Interconnected: Domestic work in Australia and abroad

Interconnected: Conversations on domestic work in Australia and abroad

A joint event between the Mercy Foundation and contributors to the Interconnected photography exhibition on modern slavery.

Thursday 5 September 2019, 7 pm – 9pm, Thirning Villa Ashfield

Join us for a conversation with individuals engaged in research–from the Gulf States to the Pacific–focused on shedding light on the hidden occupation of domestic work.

Moderator: Jenny Stanger, Executive Manager, Anti-Slavery Taskforce, Catholic Archdiocese of Sydney, founder of The Salvation Army’s Trafficking and Slavery Safe House and 20-year veteran of the anti-trafficking movement.

Laura McManus, Human Rights practitioner and researcher for the exhibited series Portraiture of Domestic Workers in Nepal. Laura worked in Nepal for two years, where she returned after the 2015 earthquake and partnered with Swatantrata Abhiyan Nepal and photographer Monica Frisell on this project.

Dr. Matt Withers, Macquarie University, Department of Sociology Research Fellow, political economist and migration researcher addressing temporary labour migration from Sri Lanka and across the Indo-Pacific.

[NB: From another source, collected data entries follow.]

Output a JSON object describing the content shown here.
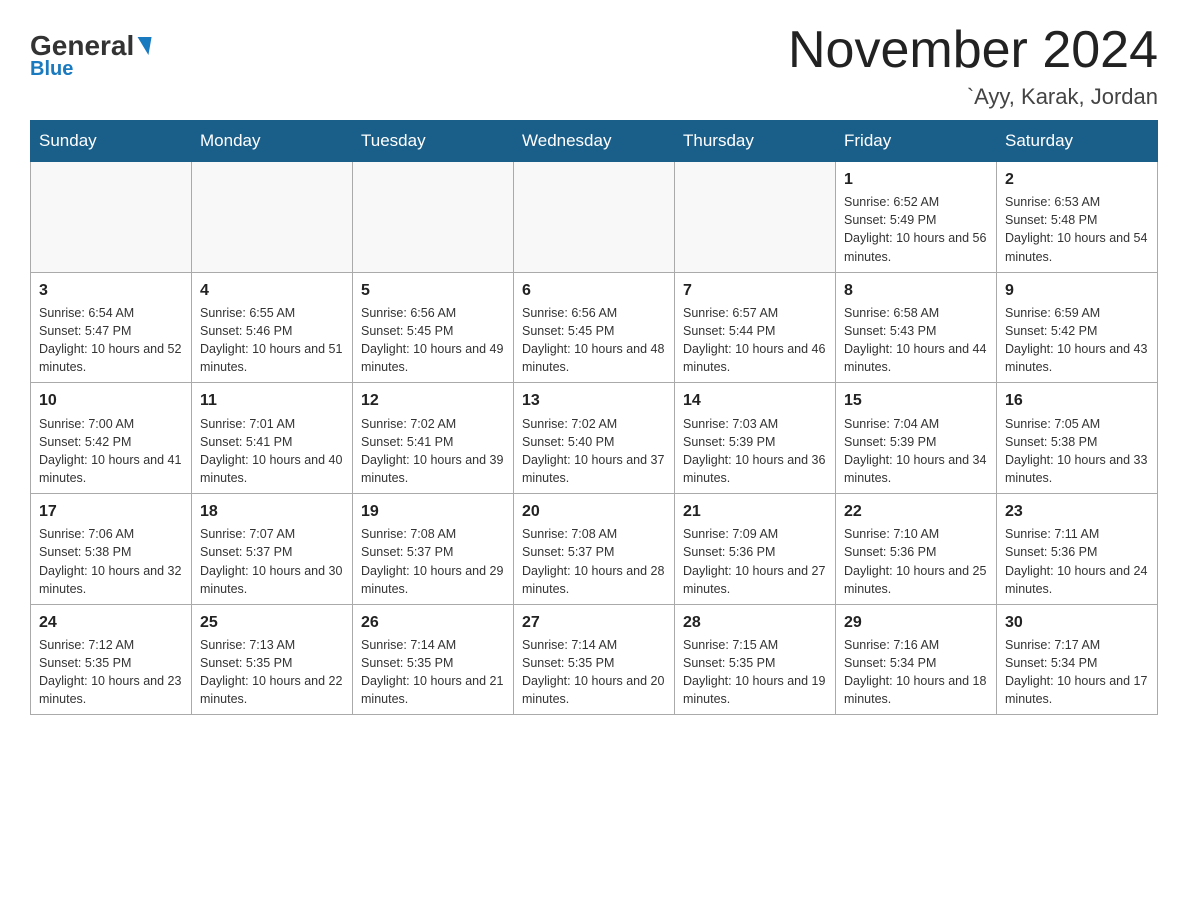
{
  "header": {
    "logo_general": "General",
    "logo_blue": "Blue",
    "title": "November 2024",
    "subtitle": "`Ayy, Karak, Jordan"
  },
  "days_of_week": [
    "Sunday",
    "Monday",
    "Tuesday",
    "Wednesday",
    "Thursday",
    "Friday",
    "Saturday"
  ],
  "weeks": [
    [
      {
        "day": "",
        "sunrise": "",
        "sunset": "",
        "daylight": ""
      },
      {
        "day": "",
        "sunrise": "",
        "sunset": "",
        "daylight": ""
      },
      {
        "day": "",
        "sunrise": "",
        "sunset": "",
        "daylight": ""
      },
      {
        "day": "",
        "sunrise": "",
        "sunset": "",
        "daylight": ""
      },
      {
        "day": "",
        "sunrise": "",
        "sunset": "",
        "daylight": ""
      },
      {
        "day": "1",
        "sunrise": "Sunrise: 6:52 AM",
        "sunset": "Sunset: 5:49 PM",
        "daylight": "Daylight: 10 hours and 56 minutes."
      },
      {
        "day": "2",
        "sunrise": "Sunrise: 6:53 AM",
        "sunset": "Sunset: 5:48 PM",
        "daylight": "Daylight: 10 hours and 54 minutes."
      }
    ],
    [
      {
        "day": "3",
        "sunrise": "Sunrise: 6:54 AM",
        "sunset": "Sunset: 5:47 PM",
        "daylight": "Daylight: 10 hours and 52 minutes."
      },
      {
        "day": "4",
        "sunrise": "Sunrise: 6:55 AM",
        "sunset": "Sunset: 5:46 PM",
        "daylight": "Daylight: 10 hours and 51 minutes."
      },
      {
        "day": "5",
        "sunrise": "Sunrise: 6:56 AM",
        "sunset": "Sunset: 5:45 PM",
        "daylight": "Daylight: 10 hours and 49 minutes."
      },
      {
        "day": "6",
        "sunrise": "Sunrise: 6:56 AM",
        "sunset": "Sunset: 5:45 PM",
        "daylight": "Daylight: 10 hours and 48 minutes."
      },
      {
        "day": "7",
        "sunrise": "Sunrise: 6:57 AM",
        "sunset": "Sunset: 5:44 PM",
        "daylight": "Daylight: 10 hours and 46 minutes."
      },
      {
        "day": "8",
        "sunrise": "Sunrise: 6:58 AM",
        "sunset": "Sunset: 5:43 PM",
        "daylight": "Daylight: 10 hours and 44 minutes."
      },
      {
        "day": "9",
        "sunrise": "Sunrise: 6:59 AM",
        "sunset": "Sunset: 5:42 PM",
        "daylight": "Daylight: 10 hours and 43 minutes."
      }
    ],
    [
      {
        "day": "10",
        "sunrise": "Sunrise: 7:00 AM",
        "sunset": "Sunset: 5:42 PM",
        "daylight": "Daylight: 10 hours and 41 minutes."
      },
      {
        "day": "11",
        "sunrise": "Sunrise: 7:01 AM",
        "sunset": "Sunset: 5:41 PM",
        "daylight": "Daylight: 10 hours and 40 minutes."
      },
      {
        "day": "12",
        "sunrise": "Sunrise: 7:02 AM",
        "sunset": "Sunset: 5:41 PM",
        "daylight": "Daylight: 10 hours and 39 minutes."
      },
      {
        "day": "13",
        "sunrise": "Sunrise: 7:02 AM",
        "sunset": "Sunset: 5:40 PM",
        "daylight": "Daylight: 10 hours and 37 minutes."
      },
      {
        "day": "14",
        "sunrise": "Sunrise: 7:03 AM",
        "sunset": "Sunset: 5:39 PM",
        "daylight": "Daylight: 10 hours and 36 minutes."
      },
      {
        "day": "15",
        "sunrise": "Sunrise: 7:04 AM",
        "sunset": "Sunset: 5:39 PM",
        "daylight": "Daylight: 10 hours and 34 minutes."
      },
      {
        "day": "16",
        "sunrise": "Sunrise: 7:05 AM",
        "sunset": "Sunset: 5:38 PM",
        "daylight": "Daylight: 10 hours and 33 minutes."
      }
    ],
    [
      {
        "day": "17",
        "sunrise": "Sunrise: 7:06 AM",
        "sunset": "Sunset: 5:38 PM",
        "daylight": "Daylight: 10 hours and 32 minutes."
      },
      {
        "day": "18",
        "sunrise": "Sunrise: 7:07 AM",
        "sunset": "Sunset: 5:37 PM",
        "daylight": "Daylight: 10 hours and 30 minutes."
      },
      {
        "day": "19",
        "sunrise": "Sunrise: 7:08 AM",
        "sunset": "Sunset: 5:37 PM",
        "daylight": "Daylight: 10 hours and 29 minutes."
      },
      {
        "day": "20",
        "sunrise": "Sunrise: 7:08 AM",
        "sunset": "Sunset: 5:37 PM",
        "daylight": "Daylight: 10 hours and 28 minutes."
      },
      {
        "day": "21",
        "sunrise": "Sunrise: 7:09 AM",
        "sunset": "Sunset: 5:36 PM",
        "daylight": "Daylight: 10 hours and 27 minutes."
      },
      {
        "day": "22",
        "sunrise": "Sunrise: 7:10 AM",
        "sunset": "Sunset: 5:36 PM",
        "daylight": "Daylight: 10 hours and 25 minutes."
      },
      {
        "day": "23",
        "sunrise": "Sunrise: 7:11 AM",
        "sunset": "Sunset: 5:36 PM",
        "daylight": "Daylight: 10 hours and 24 minutes."
      }
    ],
    [
      {
        "day": "24",
        "sunrise": "Sunrise: 7:12 AM",
        "sunset": "Sunset: 5:35 PM",
        "daylight": "Daylight: 10 hours and 23 minutes."
      },
      {
        "day": "25",
        "sunrise": "Sunrise: 7:13 AM",
        "sunset": "Sunset: 5:35 PM",
        "daylight": "Daylight: 10 hours and 22 minutes."
      },
      {
        "day": "26",
        "sunrise": "Sunrise: 7:14 AM",
        "sunset": "Sunset: 5:35 PM",
        "daylight": "Daylight: 10 hours and 21 minutes."
      },
      {
        "day": "27",
        "sunrise": "Sunrise: 7:14 AM",
        "sunset": "Sunset: 5:35 PM",
        "daylight": "Daylight: 10 hours and 20 minutes."
      },
      {
        "day": "28",
        "sunrise": "Sunrise: 7:15 AM",
        "sunset": "Sunset: 5:35 PM",
        "daylight": "Daylight: 10 hours and 19 minutes."
      },
      {
        "day": "29",
        "sunrise": "Sunrise: 7:16 AM",
        "sunset": "Sunset: 5:34 PM",
        "daylight": "Daylight: 10 hours and 18 minutes."
      },
      {
        "day": "30",
        "sunrise": "Sunrise: 7:17 AM",
        "sunset": "Sunset: 5:34 PM",
        "daylight": "Daylight: 10 hours and 17 minutes."
      }
    ]
  ]
}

Shih-Joo Tan, Ph.D. Candidate, Monash University, examines the experiences of migrant domestic workers in Singapore and Hong Kong. Specifically, her research focuses on the nexus of protection and regulation practices as well as workers’ agency and security, and how this interplay impacts on workers’ access to justice and protection.

Heather Moore, Managing Director for the Trafficking and Slavery Research Group at Monash University and author of Service or Servitude: A Study of Trafficking for Domestic Servitude in Australia (Mercy Foundation & The Salvation Army). Heather has been engaged in anti-trafficking work since 2003 through a variety of roles, including survivor support, capacity building, advocacy and research.

Interconnected: Slavery in the past, present and future is a photography exhibition that depicts stories of survivors.

From an isolated village in Sierra Leone to the dusty brick kilns of India, the exhibition portrays survivors whose lives have been affected by slavery in different ways: domestic workers in Nepal, child soldiers in northern Uganda, families in bonded labour in India. It also speaks of the legacies of the transatlantic slave trade with the story of the Ganga Longoba people from Cuba who reunited with their ancestors in Sierra Leone after 170 years of separation. The exhibition is a powerful statement and tribute to the resilience and pride of survivors who have had their lives changed by enslavement.

The exhibition is a collaboration between American photographer, Monica Frissel and Australian human rights practitioner/human rights researcher, Laura McManus, Cuban photographer, Sergio Leyva Seiglie, and Norwegian documentary-maker and human rights researcher, Tina Davis.